Ce mercredi 25 février 2026, un Congrès extraordinaire illégal organisé par le conseil d’administration à la Maison de la Presse d’Abidjan (MPA) a dégénéré en affrontements physiques entre confrères.

Des bousculades et altercations ont fait au moins un blessé, tandis que policiers et gendarmes présents sur les lieux tentaient, en vain, de calmer les esprits.
Il faut rappeler que dès l’ouverture du congrès, la tension était palpable.
Bertin N’Guessan a justifié la séance par « la paralysie totale du Conseil exécutif » et a invoqué l’article 15 des statuts pour assurer la continuité des instances dont les mandats expiraient le 26 février à minuit. Mais cette décision a immédiatement été contestée.
Plusieurs congressistes ont dénoncé l’irrégularité de la convocation et l’absence de bureau du congrès pour encadrer les travaux.
Les échanges ont rapidement dégénéré en cris et en bousculades, donnant lieu à une scène chaotique et violente.
Malgré ce désordre, un vote à main levée a été organisé pour le maintien du mandat de Jean Claude Coulibaly.
Sans comptage formel ni consultation du camp opposé, Bertin N’Guessan a proclamé la décision acquise. Cette méthode unilatérale a accentué la contestation et provoqué des départs précipités de congressistes, tandis que l’intervention des forces de l’ordre était devenue inévitable pour évacuer la salle.

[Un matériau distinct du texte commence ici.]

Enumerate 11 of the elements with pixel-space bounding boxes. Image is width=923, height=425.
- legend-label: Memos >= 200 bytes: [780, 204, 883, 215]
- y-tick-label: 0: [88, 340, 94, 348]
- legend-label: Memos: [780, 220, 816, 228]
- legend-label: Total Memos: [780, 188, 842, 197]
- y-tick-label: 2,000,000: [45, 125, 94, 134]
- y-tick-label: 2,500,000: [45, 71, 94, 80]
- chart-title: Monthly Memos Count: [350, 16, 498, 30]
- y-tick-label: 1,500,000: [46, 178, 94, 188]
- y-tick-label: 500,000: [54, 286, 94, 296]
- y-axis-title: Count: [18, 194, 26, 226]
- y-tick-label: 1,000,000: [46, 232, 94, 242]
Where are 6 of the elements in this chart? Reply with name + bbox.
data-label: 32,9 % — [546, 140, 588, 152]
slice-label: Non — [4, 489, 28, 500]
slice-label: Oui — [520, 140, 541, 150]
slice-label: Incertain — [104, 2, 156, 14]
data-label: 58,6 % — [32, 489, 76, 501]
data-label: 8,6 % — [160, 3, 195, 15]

En soirée, le président du Conseil d’administration a publié un communiqué actant la prorogation des instances. Mais cette décision a été jugée illégitime par de nombreux journalistes.
Pour Félix Bony, « À partir de ce soir, à zéro heure, les instances n’existent plus. Qui proroge quoi ? » La justice, saisie par le collectif d’opposants, s’était déjà déclarée incompétente pour entériner cette prorogation. La crise reste donc entière, laissant l’UNJCI dans une impasse.